Maite Taboada is Professor in the Department of Linguistics and Associate Member of the Cognitive Science Program and the School of Computing Science at Simon Fraser University. She is a linguist working at the intersection of discourse analysis and computational linguistics. In discourse analysis, her research addresses the mechanisms for coherence in discourse, focusing on how links across sentences produce the impression of coherence in text and speech. In computational linguistics, she develops methods and algorithms to process and exploit discourse structure in different applications, especially for sentiment analysis. Current research projects involve analyses of online comments, with the goal of building a moderation platform to feature constructive comments more prominently; and a study of the language of misinformation, using text classification techniques to distinguish ‘fake’ and fact-based news stories. Her lab, the Discourse Processing Lab at SFU is also collaborating with Informed Opinions. Together, they have built the Gender Gap Tracker, an online tool to track the number of men and women quoted in Canadian mainstream news media.

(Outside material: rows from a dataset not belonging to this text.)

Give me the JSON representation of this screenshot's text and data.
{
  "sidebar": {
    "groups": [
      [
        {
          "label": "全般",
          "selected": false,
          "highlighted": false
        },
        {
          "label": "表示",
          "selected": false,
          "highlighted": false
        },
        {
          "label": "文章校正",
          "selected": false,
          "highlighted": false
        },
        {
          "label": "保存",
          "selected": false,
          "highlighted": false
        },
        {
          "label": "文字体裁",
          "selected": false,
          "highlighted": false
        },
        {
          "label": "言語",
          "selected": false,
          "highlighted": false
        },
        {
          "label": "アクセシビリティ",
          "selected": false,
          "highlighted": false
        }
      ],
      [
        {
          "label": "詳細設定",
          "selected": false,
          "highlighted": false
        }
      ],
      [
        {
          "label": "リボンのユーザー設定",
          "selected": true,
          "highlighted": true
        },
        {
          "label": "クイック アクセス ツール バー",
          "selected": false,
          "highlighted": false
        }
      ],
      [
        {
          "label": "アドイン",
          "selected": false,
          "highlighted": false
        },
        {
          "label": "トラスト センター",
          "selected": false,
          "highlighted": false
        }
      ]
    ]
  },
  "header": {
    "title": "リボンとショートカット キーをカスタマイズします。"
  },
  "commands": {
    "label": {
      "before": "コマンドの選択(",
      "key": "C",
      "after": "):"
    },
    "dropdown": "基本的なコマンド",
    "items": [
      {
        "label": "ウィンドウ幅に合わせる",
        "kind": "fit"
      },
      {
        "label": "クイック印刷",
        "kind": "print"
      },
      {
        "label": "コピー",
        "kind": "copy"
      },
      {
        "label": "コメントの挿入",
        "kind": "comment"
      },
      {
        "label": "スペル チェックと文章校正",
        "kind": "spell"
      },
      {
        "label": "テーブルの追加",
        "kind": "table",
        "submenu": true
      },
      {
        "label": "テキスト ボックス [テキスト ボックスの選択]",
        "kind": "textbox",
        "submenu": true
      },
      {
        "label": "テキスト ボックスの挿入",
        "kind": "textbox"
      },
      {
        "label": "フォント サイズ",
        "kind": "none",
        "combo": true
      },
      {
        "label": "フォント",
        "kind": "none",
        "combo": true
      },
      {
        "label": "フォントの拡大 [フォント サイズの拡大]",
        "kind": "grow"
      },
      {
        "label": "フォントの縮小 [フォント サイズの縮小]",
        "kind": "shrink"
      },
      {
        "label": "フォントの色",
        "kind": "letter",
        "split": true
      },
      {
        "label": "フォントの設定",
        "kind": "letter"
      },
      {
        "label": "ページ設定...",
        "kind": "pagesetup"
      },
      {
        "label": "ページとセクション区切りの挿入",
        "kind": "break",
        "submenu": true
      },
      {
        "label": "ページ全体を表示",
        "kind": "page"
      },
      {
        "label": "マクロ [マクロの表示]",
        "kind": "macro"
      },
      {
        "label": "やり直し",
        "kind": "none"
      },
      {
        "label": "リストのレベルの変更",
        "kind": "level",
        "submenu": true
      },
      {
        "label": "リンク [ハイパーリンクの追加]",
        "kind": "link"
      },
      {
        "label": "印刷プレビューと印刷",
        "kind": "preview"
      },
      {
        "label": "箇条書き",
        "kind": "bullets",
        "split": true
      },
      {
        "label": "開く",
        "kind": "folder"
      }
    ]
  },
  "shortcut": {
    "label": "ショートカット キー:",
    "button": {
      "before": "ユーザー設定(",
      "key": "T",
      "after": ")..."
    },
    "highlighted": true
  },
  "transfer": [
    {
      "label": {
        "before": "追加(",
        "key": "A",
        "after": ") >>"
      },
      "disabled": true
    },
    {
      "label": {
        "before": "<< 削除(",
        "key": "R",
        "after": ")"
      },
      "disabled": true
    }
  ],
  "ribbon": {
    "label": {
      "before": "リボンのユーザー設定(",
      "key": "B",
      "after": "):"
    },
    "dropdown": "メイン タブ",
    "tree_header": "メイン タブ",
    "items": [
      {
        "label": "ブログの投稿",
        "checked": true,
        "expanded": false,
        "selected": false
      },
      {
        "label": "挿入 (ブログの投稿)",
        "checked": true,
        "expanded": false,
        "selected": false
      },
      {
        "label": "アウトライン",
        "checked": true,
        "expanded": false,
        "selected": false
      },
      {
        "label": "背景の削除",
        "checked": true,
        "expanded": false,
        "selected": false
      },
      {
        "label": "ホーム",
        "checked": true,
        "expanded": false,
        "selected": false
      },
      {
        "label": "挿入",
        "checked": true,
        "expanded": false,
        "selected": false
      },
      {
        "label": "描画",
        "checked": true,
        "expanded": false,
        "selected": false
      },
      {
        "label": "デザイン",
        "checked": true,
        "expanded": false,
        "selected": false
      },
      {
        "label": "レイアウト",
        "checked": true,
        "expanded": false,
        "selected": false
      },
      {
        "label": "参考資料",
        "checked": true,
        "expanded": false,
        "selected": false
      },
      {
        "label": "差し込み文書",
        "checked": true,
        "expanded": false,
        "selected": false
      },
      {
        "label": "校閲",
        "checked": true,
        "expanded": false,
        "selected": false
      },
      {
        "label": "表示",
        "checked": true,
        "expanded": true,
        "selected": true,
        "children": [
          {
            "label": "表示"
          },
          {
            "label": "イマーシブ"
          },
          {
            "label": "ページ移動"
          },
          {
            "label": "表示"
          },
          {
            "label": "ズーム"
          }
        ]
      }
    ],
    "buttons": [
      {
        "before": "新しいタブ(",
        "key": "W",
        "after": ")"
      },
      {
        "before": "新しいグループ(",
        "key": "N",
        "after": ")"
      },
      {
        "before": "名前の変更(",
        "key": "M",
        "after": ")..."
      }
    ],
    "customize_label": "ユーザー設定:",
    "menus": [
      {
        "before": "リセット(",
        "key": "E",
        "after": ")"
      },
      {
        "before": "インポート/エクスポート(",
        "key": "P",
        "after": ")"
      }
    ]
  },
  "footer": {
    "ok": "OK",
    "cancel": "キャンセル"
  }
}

Finding discourse relations
In this talk, I will do two things. First, I will discuss the space that discourse or rhetorical relations occupy in language, and the issue of consensus on a common taxonomy of relations. Second, I will review the issue of signals for coherence relations and describe our corpus annotation of a broad set of signals.
First, in terms of the space that rhetorical relations occupy and their classification, I propose a top-down approach, that is, one that views relations between propositions in discourse as relations that help create coherence. I will review different approaches to rhetorical, coherence and conjunctive relations, and explain where Rhetorical Structure Theory (Mann and Thompson, 1988) fits in with other proposals. Coherence is part of texture, and thus related to entity-based coherence or cohesion (Halliday and Hasan, 1976) and to general properties of discourse. I will argue that there is a cline of grammaticalization of rhetorical relations, from discourse to syntax, and that differences across theories are sometimes rooted in where in that cline the theory positions itself. For instance, RST is at the end of the cline closer to discourse, and does not make strong claims about the syntactic realization of rhetorical relations. The conjunctive relations of Halliday and Hasan (1976) and Martin (1992), on the other hand, are more clearly syntactic, and have lexical elements as signals of the relation. My optimistic view is that, in this broad space of rhetorical relations, we can map relations across different theories if we bear in mind that they may be more or less abstract versions of each other.
In the second part of the talk, I will discuss signalling. In this sense of rhetorical relations as relations of coherence, the relations are present whether signalled by a particular device or not. This is the long-held view within Rhetorical Structure Theory. The concern in RST has been to explain how coherence, and the impression of coherence, is achieved when relations are apparently not signalled. Signalling has traditionally been taken to refer to conjunctions or discourse markers which link propositions. I will propose that signalling is actually quite prevalent, if we broaden our definition of signalling devices. I will report on the results of our annotation (Das and Taboada, 2018a, 2018b) of the RST Discourse Treebank (Carlson et al., 2002), which shows that the vast majority of relations are signalled by at least one device, according to our annotation of the RST-DT, available through the Linguistic Data Consortium (Das et al., 2015). I will describe the annotation process, the taxonomy of signalling devices, and will provide detail on the types of signalling devices found for various relations.
Carlson, Lynn, Daniel Marcu & Mary Ellen Okurowski. 2002. RST Discourse Treebank, LDC2002T07 [Corpus]. Philadelphia, PA: Linguistic Data Consortium.
Das, Debopam & Maite Taboada. 2018a. RST Signalling Corpus: A corpus of signals of coherence relations. Language Resources and Evaluation 52(1). 149-184.
Das, Debopam & Maite Taboada. 2018b. Signalling of coherence relations in discourse, beyond discourse markers. Discourse Processes 55(8). 743-770.
Das, Debopam, Maite Taboada & Paul McFetridge. 2015. RST Signalling Corpus. Philadelphia, PA: Linguistic Data Consortium.
Halliday, Michael A. K. & Ruqaiya Hasan. 1976. Cohesion in English. London: Longman.
Mann, William C. & Sandra A. Thompson. 1988. Rhetorical Structure Theory: Toward a functional theory of text organization. Text 8(3). 243-281.
Martin, James R. 1992. English Text: System and Structure. Amsterdam and Philadelphia: John Benjamins.